D’où ma troisième remarque : le critère entre une «
blancheur » nécessaire et acceptable (blancheur remède) pour l’individu
contemporain et une blancheur pathologique, résultat d’une souffrance profonde
n’est pas questionné. Pour dire les choses simplement : nous nous sommes
tous surpris, je crois, à contempler de manière hébété notre écran d’ordinateur
avec comme seul spectacle l’évolution de la barre de téléchargement. C’est là une
blancheur relevant de la psycho-pathologie de la vie quotidienne : pas
grave et peu être utile à la santé mentale. Mais la blancheur d’une addiction
poussée, d’un engagement sectaire, … relève d’une autre logique. Dans un cas, c’est
un répit salutaire pour un individu et au service d’un sujet ; dans
l’autre, c’est l’auto-destruction du sujet lui-même. Bref, dans un cas, c’est
la santé ; dans l’autre, c’est la souffrance d’un individu qui se noie
dans la disparition de soi. La différence est tout de même cruciale, et il y a
quelque risque à ne pas la pointer[7],
d’autant que Le Breton suggère lui-même que la marche, le sport, la sieste,
… sont des moments positifs de blancheur.
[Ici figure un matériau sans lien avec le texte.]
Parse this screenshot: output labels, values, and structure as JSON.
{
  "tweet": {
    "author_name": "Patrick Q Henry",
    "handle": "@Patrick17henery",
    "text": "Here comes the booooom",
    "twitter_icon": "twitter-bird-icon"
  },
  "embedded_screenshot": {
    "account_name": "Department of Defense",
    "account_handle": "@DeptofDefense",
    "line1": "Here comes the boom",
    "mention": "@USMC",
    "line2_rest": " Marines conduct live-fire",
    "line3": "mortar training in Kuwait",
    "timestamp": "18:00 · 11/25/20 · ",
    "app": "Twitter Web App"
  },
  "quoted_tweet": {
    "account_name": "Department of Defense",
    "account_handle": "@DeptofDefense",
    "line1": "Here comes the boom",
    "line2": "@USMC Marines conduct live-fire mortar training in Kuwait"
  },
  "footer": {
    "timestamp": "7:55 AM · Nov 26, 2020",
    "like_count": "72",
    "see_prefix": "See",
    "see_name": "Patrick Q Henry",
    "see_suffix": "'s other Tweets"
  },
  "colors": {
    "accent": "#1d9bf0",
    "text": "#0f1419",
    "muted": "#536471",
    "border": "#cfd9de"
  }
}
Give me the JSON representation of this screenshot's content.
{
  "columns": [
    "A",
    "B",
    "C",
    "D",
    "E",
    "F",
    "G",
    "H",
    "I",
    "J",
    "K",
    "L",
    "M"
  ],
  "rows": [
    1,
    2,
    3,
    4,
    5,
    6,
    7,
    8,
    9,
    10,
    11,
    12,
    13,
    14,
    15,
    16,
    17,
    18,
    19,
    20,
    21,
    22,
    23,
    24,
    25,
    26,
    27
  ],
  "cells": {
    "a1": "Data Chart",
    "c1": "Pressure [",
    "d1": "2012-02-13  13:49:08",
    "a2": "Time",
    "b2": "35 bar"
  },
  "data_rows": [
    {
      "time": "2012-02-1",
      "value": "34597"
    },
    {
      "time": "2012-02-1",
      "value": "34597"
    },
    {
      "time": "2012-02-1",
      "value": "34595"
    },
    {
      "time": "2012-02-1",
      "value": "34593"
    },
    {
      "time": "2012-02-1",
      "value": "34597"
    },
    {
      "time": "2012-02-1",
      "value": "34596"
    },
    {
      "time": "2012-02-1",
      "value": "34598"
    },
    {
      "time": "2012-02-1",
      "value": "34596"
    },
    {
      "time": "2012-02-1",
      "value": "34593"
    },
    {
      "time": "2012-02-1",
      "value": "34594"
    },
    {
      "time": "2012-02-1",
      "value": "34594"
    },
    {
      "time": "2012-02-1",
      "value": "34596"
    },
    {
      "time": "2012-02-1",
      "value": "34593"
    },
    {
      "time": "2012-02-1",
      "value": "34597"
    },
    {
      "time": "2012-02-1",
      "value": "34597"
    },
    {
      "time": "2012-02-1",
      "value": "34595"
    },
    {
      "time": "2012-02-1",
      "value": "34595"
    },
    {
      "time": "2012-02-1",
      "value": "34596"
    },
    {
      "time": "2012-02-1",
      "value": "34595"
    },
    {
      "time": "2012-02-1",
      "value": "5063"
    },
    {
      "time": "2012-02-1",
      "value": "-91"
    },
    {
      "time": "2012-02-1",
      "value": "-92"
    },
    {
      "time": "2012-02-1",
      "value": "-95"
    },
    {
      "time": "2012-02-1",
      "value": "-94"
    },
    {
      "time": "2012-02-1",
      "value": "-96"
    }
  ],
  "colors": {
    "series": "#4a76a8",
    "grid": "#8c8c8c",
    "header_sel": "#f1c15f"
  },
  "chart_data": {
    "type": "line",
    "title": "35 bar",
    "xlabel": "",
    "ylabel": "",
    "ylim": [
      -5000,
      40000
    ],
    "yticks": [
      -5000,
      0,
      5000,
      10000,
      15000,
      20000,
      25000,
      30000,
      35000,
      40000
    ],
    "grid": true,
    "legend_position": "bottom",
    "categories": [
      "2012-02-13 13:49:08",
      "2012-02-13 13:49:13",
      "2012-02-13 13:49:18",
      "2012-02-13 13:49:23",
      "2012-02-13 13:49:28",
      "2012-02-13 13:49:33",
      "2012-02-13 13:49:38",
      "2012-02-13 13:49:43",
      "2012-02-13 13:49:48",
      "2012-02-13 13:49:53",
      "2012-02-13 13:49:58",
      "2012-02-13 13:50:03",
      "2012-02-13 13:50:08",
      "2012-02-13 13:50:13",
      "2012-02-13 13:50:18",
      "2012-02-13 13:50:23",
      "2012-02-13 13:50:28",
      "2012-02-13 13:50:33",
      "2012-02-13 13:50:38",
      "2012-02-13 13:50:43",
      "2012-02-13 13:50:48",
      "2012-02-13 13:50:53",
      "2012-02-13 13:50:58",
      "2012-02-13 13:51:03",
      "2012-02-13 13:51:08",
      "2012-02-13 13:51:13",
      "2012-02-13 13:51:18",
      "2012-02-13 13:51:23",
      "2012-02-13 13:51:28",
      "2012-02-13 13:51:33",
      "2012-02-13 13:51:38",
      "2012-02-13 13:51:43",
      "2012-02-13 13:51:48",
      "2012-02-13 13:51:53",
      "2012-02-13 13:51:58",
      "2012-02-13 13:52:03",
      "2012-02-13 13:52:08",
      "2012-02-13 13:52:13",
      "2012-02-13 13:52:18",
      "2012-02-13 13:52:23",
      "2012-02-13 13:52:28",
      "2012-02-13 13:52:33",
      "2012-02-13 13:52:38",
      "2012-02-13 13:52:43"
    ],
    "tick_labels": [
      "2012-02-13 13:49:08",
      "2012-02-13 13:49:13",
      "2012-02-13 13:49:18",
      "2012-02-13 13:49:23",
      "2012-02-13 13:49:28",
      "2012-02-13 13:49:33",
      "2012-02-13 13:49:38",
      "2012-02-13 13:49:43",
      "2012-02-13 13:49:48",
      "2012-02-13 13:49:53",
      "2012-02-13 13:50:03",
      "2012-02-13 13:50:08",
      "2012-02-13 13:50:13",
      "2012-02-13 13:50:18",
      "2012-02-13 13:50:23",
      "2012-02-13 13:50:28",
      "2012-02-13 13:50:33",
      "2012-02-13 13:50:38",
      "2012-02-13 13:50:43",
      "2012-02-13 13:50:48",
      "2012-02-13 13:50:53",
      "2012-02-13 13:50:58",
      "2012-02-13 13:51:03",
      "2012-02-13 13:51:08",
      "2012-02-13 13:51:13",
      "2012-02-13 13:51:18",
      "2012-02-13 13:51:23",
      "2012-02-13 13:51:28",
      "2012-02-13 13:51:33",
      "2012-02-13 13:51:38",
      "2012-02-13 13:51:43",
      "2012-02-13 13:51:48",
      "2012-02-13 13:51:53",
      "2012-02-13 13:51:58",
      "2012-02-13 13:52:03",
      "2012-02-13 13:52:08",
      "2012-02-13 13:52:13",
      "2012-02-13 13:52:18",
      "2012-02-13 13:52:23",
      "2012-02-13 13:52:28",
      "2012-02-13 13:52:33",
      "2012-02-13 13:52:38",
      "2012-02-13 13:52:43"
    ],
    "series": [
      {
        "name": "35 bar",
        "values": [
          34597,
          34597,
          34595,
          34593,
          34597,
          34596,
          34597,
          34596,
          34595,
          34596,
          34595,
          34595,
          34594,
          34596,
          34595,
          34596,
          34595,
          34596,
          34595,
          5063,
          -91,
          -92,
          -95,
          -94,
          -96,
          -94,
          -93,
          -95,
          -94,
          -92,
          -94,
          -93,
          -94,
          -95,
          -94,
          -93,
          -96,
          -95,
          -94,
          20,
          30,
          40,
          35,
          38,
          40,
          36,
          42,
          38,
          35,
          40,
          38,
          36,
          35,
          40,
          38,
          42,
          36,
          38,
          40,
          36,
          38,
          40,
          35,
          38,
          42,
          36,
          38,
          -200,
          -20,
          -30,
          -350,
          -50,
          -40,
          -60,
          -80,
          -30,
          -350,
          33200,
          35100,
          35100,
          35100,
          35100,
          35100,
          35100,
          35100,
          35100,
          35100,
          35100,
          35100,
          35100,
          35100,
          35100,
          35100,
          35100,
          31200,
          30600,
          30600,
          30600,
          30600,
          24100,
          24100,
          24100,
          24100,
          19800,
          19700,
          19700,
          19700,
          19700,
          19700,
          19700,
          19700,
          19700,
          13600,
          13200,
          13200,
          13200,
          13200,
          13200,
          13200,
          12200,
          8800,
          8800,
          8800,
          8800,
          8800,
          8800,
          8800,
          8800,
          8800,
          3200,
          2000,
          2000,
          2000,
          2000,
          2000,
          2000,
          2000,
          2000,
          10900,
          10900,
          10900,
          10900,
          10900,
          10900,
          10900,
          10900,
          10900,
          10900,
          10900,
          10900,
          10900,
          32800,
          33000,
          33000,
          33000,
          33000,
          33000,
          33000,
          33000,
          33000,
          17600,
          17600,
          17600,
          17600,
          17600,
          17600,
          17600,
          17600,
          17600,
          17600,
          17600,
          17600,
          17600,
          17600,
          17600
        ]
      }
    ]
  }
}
Quand on parvient à la canaliser
pour apprivoiser son soi et vivre avec lui …
[1] Gilles
Lipovetsky, dans l’Ere du vide, avait
déjà suggéré cette convergence.
[2] Car le
lâcher-prise demande beaucoup de … maîtrise !
[3] C’est,
au Japon, la mort au travail avec son pendant adolescent : « Il s’agit
d’initier l’enfant à l’art de se tuer aux études, afin qu’il continue à se tuer
au travail le moment venu » (p. 100).
[4]
L’islamisme radical doit être interprété, me semble-t-il, non comme un retour
du religieux, mais comme la métamorphose d’un message religieux en idéologie
politique.
[5] Par
exemple, la mélancolie comme une « humeur noire » est-elle vraiment
blanche ?
[6] Soit dit
en passant : c’est la « pensée élargie » qui permet de sortir de
l’antinomie entre narcissisme et dépression.
[7] Ecouter sur ce point la réponse de David Le Breton à cette (petite) objection que je lui fais sur France inter.